Lauren: You’re speaking to a gigantic Phish fan. (And Patrick’s got a lot of love for the Dead, if memory serves.) I’m not saying it’s a jam band song, exactly, but it’s both a really show-offy flex and something that’s really able to maintain its intensity the whole way through.
Israel: My most boomer take is I love a good guitar solo, go as long as you want when the spirit moves you.
Giri: My rule of thumb on guitar solos is that you should be breaking a sweat, and I should sort of want to break something. My ruling: That shit is dripping!
Patrick: The album-ending guitar solo should have been longer. I’m here to get my shit rocked. How you gon’ be mad on vacation?

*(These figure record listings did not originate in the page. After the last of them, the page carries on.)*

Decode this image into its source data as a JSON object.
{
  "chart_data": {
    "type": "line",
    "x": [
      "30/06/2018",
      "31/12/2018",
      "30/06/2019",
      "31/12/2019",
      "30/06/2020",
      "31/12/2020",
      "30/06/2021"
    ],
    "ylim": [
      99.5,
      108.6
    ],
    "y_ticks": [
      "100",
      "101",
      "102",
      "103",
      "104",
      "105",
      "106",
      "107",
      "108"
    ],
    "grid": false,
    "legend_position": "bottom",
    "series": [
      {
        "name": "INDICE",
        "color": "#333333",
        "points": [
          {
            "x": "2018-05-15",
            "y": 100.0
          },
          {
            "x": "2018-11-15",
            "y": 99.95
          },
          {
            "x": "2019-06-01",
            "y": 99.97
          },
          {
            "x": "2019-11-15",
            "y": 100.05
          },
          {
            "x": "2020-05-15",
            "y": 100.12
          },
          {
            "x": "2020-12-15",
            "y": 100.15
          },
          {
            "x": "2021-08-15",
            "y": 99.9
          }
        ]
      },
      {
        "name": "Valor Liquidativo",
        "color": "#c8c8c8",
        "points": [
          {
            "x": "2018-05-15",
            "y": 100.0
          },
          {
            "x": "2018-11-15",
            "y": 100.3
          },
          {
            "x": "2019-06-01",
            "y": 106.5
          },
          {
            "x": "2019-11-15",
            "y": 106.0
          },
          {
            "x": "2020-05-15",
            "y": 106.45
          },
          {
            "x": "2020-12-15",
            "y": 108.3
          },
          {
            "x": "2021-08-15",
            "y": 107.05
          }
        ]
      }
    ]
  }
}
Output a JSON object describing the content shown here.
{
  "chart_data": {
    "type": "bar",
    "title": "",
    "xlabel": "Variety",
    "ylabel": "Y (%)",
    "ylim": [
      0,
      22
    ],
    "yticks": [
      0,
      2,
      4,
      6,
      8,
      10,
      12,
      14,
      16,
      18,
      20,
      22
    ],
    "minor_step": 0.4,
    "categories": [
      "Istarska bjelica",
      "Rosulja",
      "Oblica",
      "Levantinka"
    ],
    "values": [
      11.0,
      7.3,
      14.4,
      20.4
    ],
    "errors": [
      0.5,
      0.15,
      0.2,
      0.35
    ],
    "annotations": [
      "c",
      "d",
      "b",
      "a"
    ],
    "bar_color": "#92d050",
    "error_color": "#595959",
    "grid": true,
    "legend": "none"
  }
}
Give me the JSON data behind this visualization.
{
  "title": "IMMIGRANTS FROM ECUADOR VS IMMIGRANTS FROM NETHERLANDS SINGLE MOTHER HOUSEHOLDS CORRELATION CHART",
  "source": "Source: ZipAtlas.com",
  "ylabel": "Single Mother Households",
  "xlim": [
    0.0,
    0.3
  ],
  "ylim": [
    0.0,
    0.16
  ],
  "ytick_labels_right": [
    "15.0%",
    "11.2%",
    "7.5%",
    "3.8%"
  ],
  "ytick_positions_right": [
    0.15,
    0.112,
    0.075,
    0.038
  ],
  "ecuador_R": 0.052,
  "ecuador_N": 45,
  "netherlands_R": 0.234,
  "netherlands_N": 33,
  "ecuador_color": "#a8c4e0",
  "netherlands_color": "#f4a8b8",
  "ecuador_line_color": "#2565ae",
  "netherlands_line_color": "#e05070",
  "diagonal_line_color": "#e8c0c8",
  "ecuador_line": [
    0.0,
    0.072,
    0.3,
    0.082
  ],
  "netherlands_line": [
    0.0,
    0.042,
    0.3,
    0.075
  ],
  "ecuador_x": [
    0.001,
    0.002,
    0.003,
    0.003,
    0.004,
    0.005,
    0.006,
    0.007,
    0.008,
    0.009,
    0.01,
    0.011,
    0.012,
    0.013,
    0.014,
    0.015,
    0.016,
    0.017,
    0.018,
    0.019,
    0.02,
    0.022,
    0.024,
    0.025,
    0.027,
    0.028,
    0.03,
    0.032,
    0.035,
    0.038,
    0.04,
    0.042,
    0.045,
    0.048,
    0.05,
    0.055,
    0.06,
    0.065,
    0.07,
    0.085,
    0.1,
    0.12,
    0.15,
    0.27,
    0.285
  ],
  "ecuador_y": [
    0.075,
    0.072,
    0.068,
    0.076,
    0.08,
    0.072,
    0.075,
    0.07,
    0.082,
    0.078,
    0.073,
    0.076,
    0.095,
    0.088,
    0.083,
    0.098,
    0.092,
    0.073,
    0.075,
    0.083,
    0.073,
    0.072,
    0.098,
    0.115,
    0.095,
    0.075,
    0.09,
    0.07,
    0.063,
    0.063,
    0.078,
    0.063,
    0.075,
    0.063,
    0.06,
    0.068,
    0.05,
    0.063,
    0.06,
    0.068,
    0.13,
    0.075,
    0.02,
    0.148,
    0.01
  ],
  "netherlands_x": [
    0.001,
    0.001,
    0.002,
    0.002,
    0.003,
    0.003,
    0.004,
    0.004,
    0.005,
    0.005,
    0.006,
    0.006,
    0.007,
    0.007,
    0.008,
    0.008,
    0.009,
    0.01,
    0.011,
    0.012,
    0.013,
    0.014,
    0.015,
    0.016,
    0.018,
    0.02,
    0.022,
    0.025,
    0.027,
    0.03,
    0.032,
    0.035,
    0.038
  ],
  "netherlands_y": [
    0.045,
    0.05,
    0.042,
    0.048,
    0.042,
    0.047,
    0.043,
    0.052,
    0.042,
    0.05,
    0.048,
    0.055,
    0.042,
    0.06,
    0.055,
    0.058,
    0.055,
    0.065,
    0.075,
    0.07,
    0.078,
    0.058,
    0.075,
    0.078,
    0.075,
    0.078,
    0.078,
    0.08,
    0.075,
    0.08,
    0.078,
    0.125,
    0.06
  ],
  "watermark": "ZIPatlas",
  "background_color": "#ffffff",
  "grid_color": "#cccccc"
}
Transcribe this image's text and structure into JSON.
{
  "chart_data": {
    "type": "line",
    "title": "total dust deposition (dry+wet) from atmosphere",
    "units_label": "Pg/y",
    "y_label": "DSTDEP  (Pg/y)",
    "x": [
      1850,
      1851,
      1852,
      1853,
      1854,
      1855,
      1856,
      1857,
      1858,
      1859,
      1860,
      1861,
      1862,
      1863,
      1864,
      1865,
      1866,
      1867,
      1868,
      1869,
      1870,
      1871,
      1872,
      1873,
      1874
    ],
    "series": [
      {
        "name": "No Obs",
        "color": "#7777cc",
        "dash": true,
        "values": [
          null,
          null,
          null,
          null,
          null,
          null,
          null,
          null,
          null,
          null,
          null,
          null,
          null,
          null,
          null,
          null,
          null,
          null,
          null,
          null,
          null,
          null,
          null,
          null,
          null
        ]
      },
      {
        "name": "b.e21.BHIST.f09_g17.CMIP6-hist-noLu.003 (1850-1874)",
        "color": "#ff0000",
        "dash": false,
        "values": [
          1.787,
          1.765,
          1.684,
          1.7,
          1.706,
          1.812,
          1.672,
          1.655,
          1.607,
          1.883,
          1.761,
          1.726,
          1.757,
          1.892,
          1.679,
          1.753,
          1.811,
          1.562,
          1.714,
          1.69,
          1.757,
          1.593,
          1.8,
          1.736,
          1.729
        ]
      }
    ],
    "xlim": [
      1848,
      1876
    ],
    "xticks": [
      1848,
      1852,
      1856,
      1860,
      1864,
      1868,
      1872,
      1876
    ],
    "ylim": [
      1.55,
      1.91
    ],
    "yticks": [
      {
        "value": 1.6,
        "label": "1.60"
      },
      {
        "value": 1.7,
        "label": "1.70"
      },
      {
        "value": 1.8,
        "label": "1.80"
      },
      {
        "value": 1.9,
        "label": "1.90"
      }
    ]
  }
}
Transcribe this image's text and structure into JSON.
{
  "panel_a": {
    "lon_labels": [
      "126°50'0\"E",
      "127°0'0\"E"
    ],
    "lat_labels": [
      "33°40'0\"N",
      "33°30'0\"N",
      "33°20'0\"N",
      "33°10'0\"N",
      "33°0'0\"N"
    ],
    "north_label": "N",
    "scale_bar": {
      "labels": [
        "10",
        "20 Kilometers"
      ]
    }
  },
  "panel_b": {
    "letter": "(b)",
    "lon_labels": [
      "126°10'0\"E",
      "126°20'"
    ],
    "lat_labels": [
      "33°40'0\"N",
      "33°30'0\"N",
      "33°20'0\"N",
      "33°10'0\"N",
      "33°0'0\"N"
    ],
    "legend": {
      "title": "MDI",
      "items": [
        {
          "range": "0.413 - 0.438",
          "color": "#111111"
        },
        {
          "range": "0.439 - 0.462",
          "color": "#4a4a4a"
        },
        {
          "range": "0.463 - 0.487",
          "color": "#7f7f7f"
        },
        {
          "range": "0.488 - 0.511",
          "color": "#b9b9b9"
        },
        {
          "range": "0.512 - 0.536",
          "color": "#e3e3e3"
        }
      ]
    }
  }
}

Defector’s Favorite Jams Right Now
Parannoul — Beautiful World
A one-sentence description of Parannoul: A still-anonymous genius living in Seoul is making lightly Deafheaven-coded M83/My Bloody Valentine records from his bedroom, and they go hard.
– Patrick
Bully — “All I Do” and “Days Move Slow”
I have a feeling that if you’ve read a few thousand words about Sleater-Kinney, then you like both 1) rock music and 2) women. Great news! Alicia Bognanno, who makes music as Bully, released a record called Lucky for You back in June that I think is the best straight-up collection of guitar songs from the entire year. We’re a little past the hot weather now, but the one-two opening punch of “All I Do” and “Days Move Slow” feel fine-tuned to play in a packed car with the windows down. There’s just a constant feeling of buoyant forward motion the whole time you’re listening. Even if we’ve now creeped into Pensive Season, these songs are worth hanging on to.
– Lauren
Explosions In The Sky — End
While we’re talking about bands that I already knew I liked making records in which they expand their sound somewhat, I have really enjoyed the new Explosions In The Sky record over my first few listens. The sweep and scale are still there, obviously; I can’t imagine a small-sounding Explosions In The Sky record. But there are sounds and textures in this that I hadn’t encountered in previous records, and the interplay between the expected and unexpected is bracing and (more predictably) beautiful.
– Roth
Ralphie Choo — “TANGOS DE UNA MOTO TRUCADA”
I am enjoying this debut album by Ralphie Choo, and this is the track that first pulled me in—the flutes, the claps, the traces of every genre without ever committing to any specific one. Listening to this record I thought of birds that pick up all manner of eye-catching bits and bobs, only to weave them into something awkward and beautiful.